Extreme Simultaneous Multithreading

Because Power11 provides prodigious memory capacity and bandwidth, we infer that the typical Power11 workload (e.g., SAP Hana) accesses memory more often than other server workloads. Taking hundreds of cycles to complete, each access potentially stalls a thread. Instead of leaving resources idle, simultaneous multithreading (SMT) can load function units during otherwise unused cycles.

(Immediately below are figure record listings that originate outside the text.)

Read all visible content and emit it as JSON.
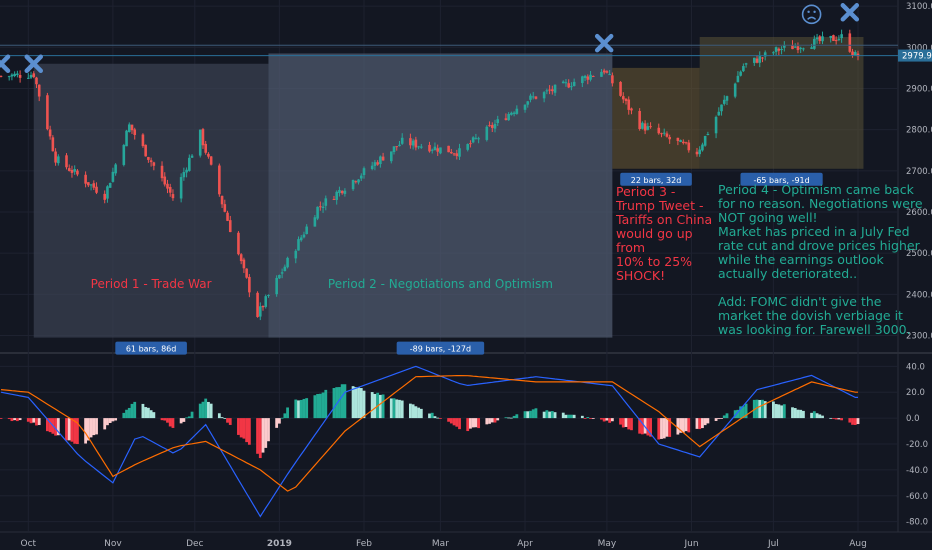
{
  "chart_data": [
    {
      "type": "candlestick",
      "title": "",
      "x_ticks": [
        "Oct",
        "Nov",
        "Dec",
        "2019",
        "Feb",
        "Mar",
        "Apr",
        "May",
        "Jun",
        "Jul",
        "Aug"
      ],
      "y_ticks": [
        2300.0,
        2400.0,
        2500.0,
        2600.0,
        2700.0,
        2800.0,
        2900.0,
        3000.0,
        3100.0
      ],
      "ylim": [
        2260,
        3110
      ],
      "last_price_label": "2979.9",
      "approx_path": [
        {
          "date": "2018-09-21",
          "close": 2930
        },
        {
          "date": "2018-10-03",
          "close": 2935
        },
        {
          "date": "2018-10-11",
          "close": 2730
        },
        {
          "date": "2018-10-29",
          "close": 2640
        },
        {
          "date": "2018-11-07",
          "close": 2810
        },
        {
          "date": "2018-11-23",
          "close": 2635
        },
        {
          "date": "2018-12-03",
          "close": 2790
        },
        {
          "date": "2018-12-24",
          "close": 2350
        },
        {
          "date": "2019-01-15",
          "close": 2610
        },
        {
          "date": "2019-02-15",
          "close": 2770
        },
        {
          "date": "2019-03-08",
          "close": 2745
        },
        {
          "date": "2019-04-01",
          "close": 2870
        },
        {
          "date": "2019-04-30",
          "close": 2945
        },
        {
          "date": "2019-05-13",
          "close": 2812
        },
        {
          "date": "2019-06-03",
          "close": 2745
        },
        {
          "date": "2019-06-20",
          "close": 2955
        },
        {
          "date": "2019-07-03",
          "close": 2995
        },
        {
          "date": "2019-07-26",
          "close": 3025
        },
        {
          "date": "2019-07-31",
          "close": 2980
        }
      ],
      "markers": [
        {
          "type": "x",
          "date": "2018-09-21",
          "price": 2960
        },
        {
          "type": "x",
          "date": "2018-10-03",
          "price": 2960
        },
        {
          "type": "x",
          "date": "2019-04-30",
          "price": 3010
        },
        {
          "type": "sad-face",
          "date": "2019-07-15",
          "price": 3080
        },
        {
          "type": "x",
          "date": "2019-07-29",
          "price": 3085
        }
      ],
      "periods": [
        {
          "label": "Period 1 - Trade War",
          "start": "2018-10-03",
          "end": "2018-12-28",
          "measure": "61 bars, 86d",
          "color": "#f23645"
        },
        {
          "label": "Period 2 - Negotiations and Optimism",
          "start": "2018-12-28",
          "end": "2019-05-03",
          "measure": "-89 bars, -127d",
          "color": "#22ab94"
        },
        {
          "label": "",
          "start": "2019-05-03",
          "end": "2019-06-04",
          "measure": "22 bars, 32d"
        },
        {
          "label": "",
          "start": "2019-06-04",
          "end": "2019-08-03",
          "measure": "-65 bars, -91d"
        }
      ]
    },
    {
      "type": "macd",
      "y_ticks": [
        40.0,
        20.0,
        0.0,
        -20.0,
        -40.0,
        -60.0,
        -80.0
      ],
      "ylim": [
        -88,
        48
      ],
      "approx_path": [
        {
          "date": "2018-09-21",
          "histogram": -1,
          "macd": 20,
          "signal": 22
        },
        {
          "date": "2018-10-01",
          "histogram": -2,
          "macd": 16,
          "signal": 20
        },
        {
          "date": "2018-10-20",
          "histogram": -22,
          "macd": -30,
          "signal": -5
        },
        {
          "date": "2018-11-01",
          "histogram": -3,
          "macd": -50,
          "signal": -45
        },
        {
          "date": "2018-11-10",
          "histogram": 14,
          "macd": -12,
          "signal": -35
        },
        {
          "date": "2018-11-24",
          "histogram": -9,
          "macd": -28,
          "signal": -22
        },
        {
          "date": "2018-12-05",
          "histogram": 15,
          "macd": -5,
          "signal": -18
        },
        {
          "date": "2018-12-25",
          "histogram": -30,
          "macd": -76,
          "signal": -40
        },
        {
          "date": "2019-01-05",
          "histogram": 12,
          "macd": -40,
          "signal": -58
        },
        {
          "date": "2019-01-25",
          "histogram": 26,
          "macd": 20,
          "signal": -10
        },
        {
          "date": "2019-02-20",
          "histogram": 10,
          "macd": 40,
          "signal": 32
        },
        {
          "date": "2019-03-10",
          "histogram": -10,
          "macd": 25,
          "signal": 33
        },
        {
          "date": "2019-04-05",
          "histogram": 7,
          "macd": 32,
          "signal": 28
        },
        {
          "date": "2019-05-03",
          "histogram": -3,
          "macd": 25,
          "signal": 28
        },
        {
          "date": "2019-05-20",
          "histogram": -17,
          "macd": -20,
          "signal": 5
        },
        {
          "date": "2019-06-04",
          "histogram": -8,
          "macd": -30,
          "signal": -22
        },
        {
          "date": "2019-06-25",
          "histogram": 15,
          "macd": 22,
          "signal": 8
        },
        {
          "date": "2019-07-15",
          "histogram": 5,
          "macd": 33,
          "signal": 28
        },
        {
          "date": "2019-07-31",
          "histogram": -5,
          "macd": 16,
          "signal": 20
        }
      ],
      "colors": {
        "hist_up": "#22ab94",
        "hist_up_weak": "#ace5dc",
        "hist_down": "#f23645",
        "hist_down_weak": "#fccbcd",
        "macd": "#2962ff",
        "signal": "#ff6d00"
      }
    }
  ],
  "annotations": {
    "period3": "Period 3 -\nTrump Tweet -\nTariffs on China\nwould go up from\n10% to 25%\nSHOCK!",
    "period4": "Period 4 - Optimism came back\nfor no reason. Negotiations were\nNOT going well!\nMarket has priced in a July Fed\nrate cut and drove prices higher\nwhile the earnings outlook\nactually deteriorated..\n\nAdd: FOMC didn't give the\nmarket the dovish verbiage it\nwas looking for. Farewell 3000."
  },
  "colors": {
    "background": "#131722",
    "up": "#26a69a",
    "down": "#ef5350",
    "period1_fill": "#3a4050",
    "period2_fill": "#4f5a6e",
    "period3_fill": "#6b5a33",
    "period4_fill": "#5a5236",
    "measure_label": "#2a5faa",
    "marker": "#5b8fd0"
  }
}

As XPU.pub has discussed, SMT improves processor throughput—albeit typically at the expense of single-thread throughput—for many workloads. We expect Intel to return SMT to its server processors after a planned removal from the next Xeon; Nvidia’s upcoming Arm-compatible Vera processor will support the technology—a first for a high-performance Arm processor. None will match Power11’s eight-way SMT (SMT8) and double-stuffed CPU resources, however.

Looking Forward

The big change for the next-generation Power processor will be IBM’s use of chiplets, a technology that is already de rigueur for x86 processors and likely to be employed in hyperscalers’ proprietary Arm designs. A chiplet design could entail a larger package, adding room for direct DRAM interfaces, but we expect IBM to continue using OMI and off-chip memory buffers. Features like matrix extensions and SMT will return.

Bottom Line

Power11 is a smaller step forward than previous Power generations, but it points the way for other processors to scale. External memory buffers, matrix extensions, and SMT are high-end server features, but we predict they will become commonplace in other systems. Core counts continue to rise, pressuring memory subsystems to keep up. AI is finding widespread use, but not all models need to be offloaded. Simultaneous multithreading will find additional uses, foremost for performance elasticity and secondarily to squeeze more throughput from a CPU. Motorsports aficionados say that racing improves the breed: technology for rarefied performance trickles down to ordinary cars. IBM develops computing’s race technology, which other processor vendors later adopt.